Joab did not realise that David waited until he was near death for him to make right, to confess his sin and receive forgiveness. David then commissioned Solomon to make sure that Joab did not die in peace. Friends make sure that you do not live or work with God’s people or support God’s work but never judge yourself and never allow God to judge you. You may have been on the mission for months, possibly years and you think you have escaped. You have been allowed to be part of God’s work. You may have even been given a leadership position and everything is good for you, but you do not pay attention to this verse: 31 But if we judged ourselves truly, we would not be judged. 32 But when we are judged by the Lord, we are disciplined so that we may not be condemned along with the world. 1 Corinthians 11:31 – 32

Friend, do you desire to work for God?
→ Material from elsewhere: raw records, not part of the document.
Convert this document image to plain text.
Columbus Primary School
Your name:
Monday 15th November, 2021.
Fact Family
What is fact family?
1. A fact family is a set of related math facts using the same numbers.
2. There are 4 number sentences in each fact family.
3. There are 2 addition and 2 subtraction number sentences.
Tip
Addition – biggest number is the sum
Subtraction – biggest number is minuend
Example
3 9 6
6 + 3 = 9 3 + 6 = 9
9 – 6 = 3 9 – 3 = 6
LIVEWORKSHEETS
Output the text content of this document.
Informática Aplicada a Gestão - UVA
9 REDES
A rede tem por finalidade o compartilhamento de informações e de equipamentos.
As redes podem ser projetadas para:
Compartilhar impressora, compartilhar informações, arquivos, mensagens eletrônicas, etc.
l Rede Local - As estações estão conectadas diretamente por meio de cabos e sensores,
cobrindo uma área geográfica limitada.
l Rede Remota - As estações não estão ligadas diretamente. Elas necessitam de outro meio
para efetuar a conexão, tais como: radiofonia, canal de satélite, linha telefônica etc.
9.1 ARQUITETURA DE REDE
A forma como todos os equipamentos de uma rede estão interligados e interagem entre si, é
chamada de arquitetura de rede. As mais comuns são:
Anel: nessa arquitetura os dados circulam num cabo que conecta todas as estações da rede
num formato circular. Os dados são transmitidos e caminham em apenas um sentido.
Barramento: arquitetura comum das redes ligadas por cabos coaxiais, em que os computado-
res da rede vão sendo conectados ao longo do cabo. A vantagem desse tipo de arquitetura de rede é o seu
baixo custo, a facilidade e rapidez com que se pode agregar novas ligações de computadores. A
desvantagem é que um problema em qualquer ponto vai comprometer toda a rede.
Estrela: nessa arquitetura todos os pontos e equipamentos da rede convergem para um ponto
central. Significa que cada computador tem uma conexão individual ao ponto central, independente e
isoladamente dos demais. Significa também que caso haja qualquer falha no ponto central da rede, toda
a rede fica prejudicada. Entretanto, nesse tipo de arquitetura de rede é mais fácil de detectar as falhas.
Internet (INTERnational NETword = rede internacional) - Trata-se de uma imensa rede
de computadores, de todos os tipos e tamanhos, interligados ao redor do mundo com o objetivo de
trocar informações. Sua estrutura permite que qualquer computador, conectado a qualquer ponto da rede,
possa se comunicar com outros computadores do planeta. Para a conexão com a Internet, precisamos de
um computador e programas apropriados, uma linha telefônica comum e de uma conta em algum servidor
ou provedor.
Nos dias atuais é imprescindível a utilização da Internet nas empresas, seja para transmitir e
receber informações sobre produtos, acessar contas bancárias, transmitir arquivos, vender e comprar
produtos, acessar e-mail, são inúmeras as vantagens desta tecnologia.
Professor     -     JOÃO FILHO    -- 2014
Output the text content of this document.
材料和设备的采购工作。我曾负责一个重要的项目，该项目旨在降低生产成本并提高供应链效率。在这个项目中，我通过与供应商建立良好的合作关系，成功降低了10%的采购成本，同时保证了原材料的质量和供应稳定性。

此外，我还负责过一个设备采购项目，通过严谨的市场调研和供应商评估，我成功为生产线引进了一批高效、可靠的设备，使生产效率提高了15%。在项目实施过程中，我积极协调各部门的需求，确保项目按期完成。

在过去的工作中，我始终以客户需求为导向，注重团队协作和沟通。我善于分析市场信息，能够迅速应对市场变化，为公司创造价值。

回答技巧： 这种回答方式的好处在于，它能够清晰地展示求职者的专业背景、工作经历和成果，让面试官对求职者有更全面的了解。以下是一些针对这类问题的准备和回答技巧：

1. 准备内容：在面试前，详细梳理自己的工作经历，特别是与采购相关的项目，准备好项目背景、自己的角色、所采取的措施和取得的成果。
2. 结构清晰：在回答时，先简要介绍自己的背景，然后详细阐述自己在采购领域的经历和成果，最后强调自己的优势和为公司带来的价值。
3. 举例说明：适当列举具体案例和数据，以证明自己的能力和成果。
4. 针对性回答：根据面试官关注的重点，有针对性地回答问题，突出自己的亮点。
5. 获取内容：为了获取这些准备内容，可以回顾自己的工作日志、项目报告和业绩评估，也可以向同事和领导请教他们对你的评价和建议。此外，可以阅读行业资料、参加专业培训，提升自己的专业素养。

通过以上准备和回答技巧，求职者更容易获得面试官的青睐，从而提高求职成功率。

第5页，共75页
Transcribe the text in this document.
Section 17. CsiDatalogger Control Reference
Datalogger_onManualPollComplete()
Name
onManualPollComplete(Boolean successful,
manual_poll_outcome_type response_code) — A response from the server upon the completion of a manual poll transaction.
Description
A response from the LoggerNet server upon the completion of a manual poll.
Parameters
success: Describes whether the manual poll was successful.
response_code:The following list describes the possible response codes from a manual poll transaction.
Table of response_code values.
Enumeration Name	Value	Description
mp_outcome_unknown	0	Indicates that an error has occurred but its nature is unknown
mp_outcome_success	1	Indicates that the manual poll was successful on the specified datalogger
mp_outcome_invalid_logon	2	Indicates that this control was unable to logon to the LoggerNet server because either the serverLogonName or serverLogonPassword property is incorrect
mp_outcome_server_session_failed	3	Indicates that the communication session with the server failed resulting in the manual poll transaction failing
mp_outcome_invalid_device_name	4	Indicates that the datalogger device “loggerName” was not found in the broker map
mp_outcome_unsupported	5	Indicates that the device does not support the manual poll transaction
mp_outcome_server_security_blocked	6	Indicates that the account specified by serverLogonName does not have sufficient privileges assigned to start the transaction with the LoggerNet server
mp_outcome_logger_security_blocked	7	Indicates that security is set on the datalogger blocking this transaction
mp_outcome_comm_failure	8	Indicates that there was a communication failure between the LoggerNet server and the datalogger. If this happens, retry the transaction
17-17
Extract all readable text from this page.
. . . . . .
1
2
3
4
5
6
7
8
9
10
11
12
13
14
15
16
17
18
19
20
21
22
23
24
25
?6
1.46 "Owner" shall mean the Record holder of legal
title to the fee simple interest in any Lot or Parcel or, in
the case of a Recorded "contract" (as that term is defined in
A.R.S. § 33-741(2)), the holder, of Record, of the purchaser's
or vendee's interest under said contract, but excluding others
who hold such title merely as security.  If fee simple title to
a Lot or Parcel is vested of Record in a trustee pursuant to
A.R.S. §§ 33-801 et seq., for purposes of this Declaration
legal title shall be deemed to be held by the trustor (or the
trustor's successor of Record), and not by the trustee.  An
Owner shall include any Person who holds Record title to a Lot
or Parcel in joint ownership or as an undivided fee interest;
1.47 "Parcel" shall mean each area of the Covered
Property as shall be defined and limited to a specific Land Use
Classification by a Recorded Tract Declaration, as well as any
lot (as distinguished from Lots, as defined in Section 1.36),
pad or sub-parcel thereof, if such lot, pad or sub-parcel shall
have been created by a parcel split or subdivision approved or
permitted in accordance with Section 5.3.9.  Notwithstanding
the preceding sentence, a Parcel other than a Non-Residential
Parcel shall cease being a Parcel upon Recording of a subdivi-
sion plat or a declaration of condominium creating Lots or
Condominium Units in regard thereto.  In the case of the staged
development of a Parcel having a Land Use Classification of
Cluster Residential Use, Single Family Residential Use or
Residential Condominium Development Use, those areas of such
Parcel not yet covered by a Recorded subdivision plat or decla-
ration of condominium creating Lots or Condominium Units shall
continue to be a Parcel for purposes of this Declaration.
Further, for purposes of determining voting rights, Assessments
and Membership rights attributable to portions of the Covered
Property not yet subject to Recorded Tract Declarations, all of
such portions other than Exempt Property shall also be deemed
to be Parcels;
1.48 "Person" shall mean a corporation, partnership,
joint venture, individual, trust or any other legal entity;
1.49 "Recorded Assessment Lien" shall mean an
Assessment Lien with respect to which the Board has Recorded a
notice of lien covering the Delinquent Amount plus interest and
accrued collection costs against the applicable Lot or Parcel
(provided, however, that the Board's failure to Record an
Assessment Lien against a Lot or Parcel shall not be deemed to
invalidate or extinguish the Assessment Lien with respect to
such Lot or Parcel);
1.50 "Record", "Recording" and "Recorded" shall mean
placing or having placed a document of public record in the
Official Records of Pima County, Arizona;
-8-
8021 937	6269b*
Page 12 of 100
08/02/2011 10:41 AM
Are you on fire for God? Do you want to win souls for God? Prepare yourself for this: you are going to make mistakes and if you make mistakes confess them, make it right, humble yourself and apologise. You are on fire for God and we thank God for that. Be prepared that if you make a mistake, you say sorry, admit your sin and ask for God’s forgiveness.

As we have heard from Roy Hession, we can deceive ourselves and therefore it is good to share with a child of God with whom you can walk in the light. It is strange that the Lord must have taught them this lesson in that revival which lasted for over 50 years.

Friends I do not want any of my wrongs to be hidden and covered up. If I have made a mistake, I am open to correction because I do not want the curse of Joab to come upon my life, whether it be sin in the sexual realm or the sins of anger, bitterness, hatred and ambition. May God allow us to judge ourselves so that we will not be judged.

Conclusion Detlef Stegen
We thank the Lord that He speaks to us. I hope that we have an ear to hear. You need to cry that God’s Spirit will reveal the truth of these words to you. If you rely on your human understanding you will not benefit from this service. In judging yourself, you need the Spirit of God, lest you excuse or justify yourself and remain in your rebellious self-righteousness.

May the Lord reveal these truths as we proceed from here today, tomorrow and the next day. Allow God’s spirit to judge you. Blessed are the people who receive correction and chastisement from the Lord.